В правой части гравюры Хогарта неподалеку от винокурни Килмана изображены две молодые девушки, залпом пьющие джин, несколько попрошаек, дерущихся за глоток спиртного, и молодая мать, заливающая напиток в рот своему ребенку. Знаки смерти видны повсюду: самоубийца, болтающийся в петле на всеобщем обозрении, ребенок, случайно проколовший ногу, макет гроба, раскачивающийся над бюро похоронных услуг, и, наконец, похороны. Вывеска ростовщика висит словно крест над уличной сценой, а в отдалении виднеется церковь Сент-Джордж в Блумсбери со статуей Георга I на башенке. Это единственный монарх, удостоенный в Лондоне таких почестей, однако в данном случае он кажется столь же холодным, отчужденным и безразличным по отношению к своему народу, как и сама церковь. Гравюра Хогарта состоит из множества мелочей, которые в совокупности составляют удручающую картину. Так, например, у двух девушек надеты приходские значки с буквами GS, что означает святой Эгидий (St Giles). Церковные старосты, прихожане и приходские попечители о призрении бедных, изображенные на картине, или ничего не смыслят в своем деле, или напрочь лишены чувства ответственности.
«Переулок джина» продавался всего за один шиллинг вместе с еще одной гравюрой Хогарта под названием «Пивная улица» (Beer Street). И хотя для бедных это была заоблачная цена, вполне возможно, что эти изображения в качестве сатирических картинок или назидания украшали стены таверн или пивных. В рекламе, опубликованной в газете London Evening Post, отмечалось, что «поскольку действующие лица гравюры задумывались с расчетом на то, чтобы избавить низшее сословие от основных пороков, автор, в надежде на широкое распространение своей гравюры, издал их по минимально возможной цене».

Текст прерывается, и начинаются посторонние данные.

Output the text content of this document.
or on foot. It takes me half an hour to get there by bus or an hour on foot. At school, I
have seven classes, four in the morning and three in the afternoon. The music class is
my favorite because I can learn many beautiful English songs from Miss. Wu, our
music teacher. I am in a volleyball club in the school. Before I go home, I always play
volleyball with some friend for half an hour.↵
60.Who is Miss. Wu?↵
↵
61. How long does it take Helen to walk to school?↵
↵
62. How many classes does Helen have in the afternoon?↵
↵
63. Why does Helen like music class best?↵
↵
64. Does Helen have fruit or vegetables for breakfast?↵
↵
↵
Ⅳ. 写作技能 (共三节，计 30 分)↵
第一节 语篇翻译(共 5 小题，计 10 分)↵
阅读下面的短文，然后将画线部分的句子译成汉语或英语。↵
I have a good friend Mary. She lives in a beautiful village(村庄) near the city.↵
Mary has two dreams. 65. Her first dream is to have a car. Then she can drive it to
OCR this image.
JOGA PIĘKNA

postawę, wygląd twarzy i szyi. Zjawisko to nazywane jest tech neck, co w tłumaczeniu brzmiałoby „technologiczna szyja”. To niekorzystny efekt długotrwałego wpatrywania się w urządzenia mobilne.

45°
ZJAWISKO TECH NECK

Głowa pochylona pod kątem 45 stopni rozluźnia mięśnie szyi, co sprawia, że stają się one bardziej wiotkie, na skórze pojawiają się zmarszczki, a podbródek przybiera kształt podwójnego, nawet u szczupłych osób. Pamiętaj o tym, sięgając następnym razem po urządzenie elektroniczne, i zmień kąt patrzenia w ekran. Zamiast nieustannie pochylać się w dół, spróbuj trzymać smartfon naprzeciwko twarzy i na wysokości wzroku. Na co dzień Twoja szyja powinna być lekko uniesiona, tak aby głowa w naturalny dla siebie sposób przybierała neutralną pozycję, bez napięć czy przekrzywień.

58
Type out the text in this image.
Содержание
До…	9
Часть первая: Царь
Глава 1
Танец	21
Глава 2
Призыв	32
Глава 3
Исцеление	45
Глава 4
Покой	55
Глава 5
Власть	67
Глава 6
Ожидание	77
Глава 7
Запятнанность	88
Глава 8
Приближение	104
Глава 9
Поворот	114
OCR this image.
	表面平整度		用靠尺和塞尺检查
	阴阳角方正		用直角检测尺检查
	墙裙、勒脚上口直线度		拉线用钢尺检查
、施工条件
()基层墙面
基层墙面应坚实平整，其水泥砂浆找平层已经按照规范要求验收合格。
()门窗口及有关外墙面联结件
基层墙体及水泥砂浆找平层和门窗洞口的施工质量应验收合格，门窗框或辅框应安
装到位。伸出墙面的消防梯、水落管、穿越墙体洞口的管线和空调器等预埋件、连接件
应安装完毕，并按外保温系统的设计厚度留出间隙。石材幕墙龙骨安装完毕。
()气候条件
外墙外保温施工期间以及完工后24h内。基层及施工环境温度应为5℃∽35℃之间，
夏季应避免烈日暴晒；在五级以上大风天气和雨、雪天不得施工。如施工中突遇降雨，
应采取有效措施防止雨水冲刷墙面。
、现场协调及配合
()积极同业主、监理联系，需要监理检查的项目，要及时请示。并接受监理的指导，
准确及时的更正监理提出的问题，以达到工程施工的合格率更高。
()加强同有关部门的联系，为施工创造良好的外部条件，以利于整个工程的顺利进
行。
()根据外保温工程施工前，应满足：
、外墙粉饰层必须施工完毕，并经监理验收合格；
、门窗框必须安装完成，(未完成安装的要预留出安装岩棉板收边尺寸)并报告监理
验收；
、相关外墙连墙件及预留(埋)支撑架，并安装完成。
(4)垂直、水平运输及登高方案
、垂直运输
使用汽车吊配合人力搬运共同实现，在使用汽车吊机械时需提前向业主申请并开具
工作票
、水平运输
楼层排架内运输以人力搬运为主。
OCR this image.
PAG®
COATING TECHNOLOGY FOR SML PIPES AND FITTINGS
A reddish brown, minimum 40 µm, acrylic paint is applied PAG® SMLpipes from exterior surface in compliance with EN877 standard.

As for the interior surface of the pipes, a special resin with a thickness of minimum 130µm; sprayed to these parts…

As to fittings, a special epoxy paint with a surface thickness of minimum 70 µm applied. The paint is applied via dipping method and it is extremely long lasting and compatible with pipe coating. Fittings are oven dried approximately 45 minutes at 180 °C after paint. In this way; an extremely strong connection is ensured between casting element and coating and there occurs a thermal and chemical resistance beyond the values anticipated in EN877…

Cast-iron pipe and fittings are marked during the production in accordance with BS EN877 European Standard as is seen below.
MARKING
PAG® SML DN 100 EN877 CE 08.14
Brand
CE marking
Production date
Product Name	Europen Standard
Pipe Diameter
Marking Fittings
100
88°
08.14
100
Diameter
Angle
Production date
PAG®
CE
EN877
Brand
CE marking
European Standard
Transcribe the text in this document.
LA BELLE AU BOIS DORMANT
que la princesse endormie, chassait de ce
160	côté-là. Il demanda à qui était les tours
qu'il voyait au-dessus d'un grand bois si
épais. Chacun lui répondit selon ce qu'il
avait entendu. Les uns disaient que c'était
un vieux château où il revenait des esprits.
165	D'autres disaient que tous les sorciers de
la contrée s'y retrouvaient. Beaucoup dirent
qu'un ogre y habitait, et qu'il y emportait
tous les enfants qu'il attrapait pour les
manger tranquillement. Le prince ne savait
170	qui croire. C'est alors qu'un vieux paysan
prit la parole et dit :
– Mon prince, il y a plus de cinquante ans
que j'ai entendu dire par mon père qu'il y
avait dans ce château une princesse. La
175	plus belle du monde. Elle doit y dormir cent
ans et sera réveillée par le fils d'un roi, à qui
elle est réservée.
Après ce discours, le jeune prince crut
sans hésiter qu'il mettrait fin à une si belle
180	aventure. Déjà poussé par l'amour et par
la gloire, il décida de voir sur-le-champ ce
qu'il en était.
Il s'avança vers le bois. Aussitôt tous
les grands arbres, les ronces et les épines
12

Джиновая лихорадка началась примерно в 1720-х годах, однако сам джин появился в стране несколько раньше, во времена «Славной революции» 1688 года Вильгельм III Оранский привез рецепт этого напитка из предместья Роттердама, и вскоре голландский джин вытеснил французский бренди. Ко всему французскому относились с подозрением, пить французское стало непатриотично. Солдатам армии Вильгельма перед началом сражения полагалось испить «голландской отваги». Спустя два года после вторжения Вильгельма в парламенте был принят Акт о поощрении перегонки коньяка и спиртов из зерна (Act for encouraging the distilling of brandy and spirits from corn). Настоящей удачей для фермеров и винокуров стало снижение пошлины на алкогольные напитки с шиллинга до пенни за галлон (4,54 л). Лондон издавна славился любовью к крепким напиткам, однако среди лондонской бедноты джину по популярности не было равных. В минуту нужды, боли, холода и отчаяния многие охотно прибегали к проверенному средству. Над котлами винокурен поднимался удушающий чад.
Джин продавался в мастерских ткачей, красильщиков, цирюльников, плотников и сапожников; работные дома, тюрьмы и сумасшедшие дома тоже были в деле. Все точки сбыта делились по степени гнусности и мерзости. В гостиницах имелись комнаты для гостей, а в пивных устраивались так называемые извозчичьи биржи для ремесленного сословия. Винные лавки, или бары, были, как правило, заведениями самого низкого сорта, в которых укрытиями для обильных возлияний служили подвалы, задние комнаты и дыры в стенах. Джин продавали с тележек, самодельных прилавков, в переулках, в задних комнатах и в дешевых домах гостиничного типа. Его жадно поглощали попрошайки и бродяги, обитатели тюрем или работных домов, молодые и старые жители Лондона – дешевый напиток лился рекой, затапливая городское дно. Бесспорным фаворитом джин был среди женщин: они не жалели напитка, чтобы утихомирить детей, согреться в холода и подавить чувство голода. Джин помогал противостоять этому жестокому миру.
Последствия оказались катастрофическими. Дети исправно собирались в винной лавке и пили до тех пор, пока не могли сдвинуться с места. Мужчины и женщины умирали в сточных канавах после чересчур обильных возлияний. Некоторые пьяницы порой падали замертво. Шатавшиеся по улицам одурманенные люди встречались в любое время дня и ночи. На каждом шагу происходили драки, по неосторожности вспыхивали пожары. Иностранный наблюдатель Сесар Франсуа де Соссюр как-то заметил: «Таверны почти всегда забиты до отказа, мужчины, женщины, а порой даже дети пьют с такой охотой, что едва передвигают ноги после попоек». Так бедняки могли согреться и забыться по крайней мере на час или два.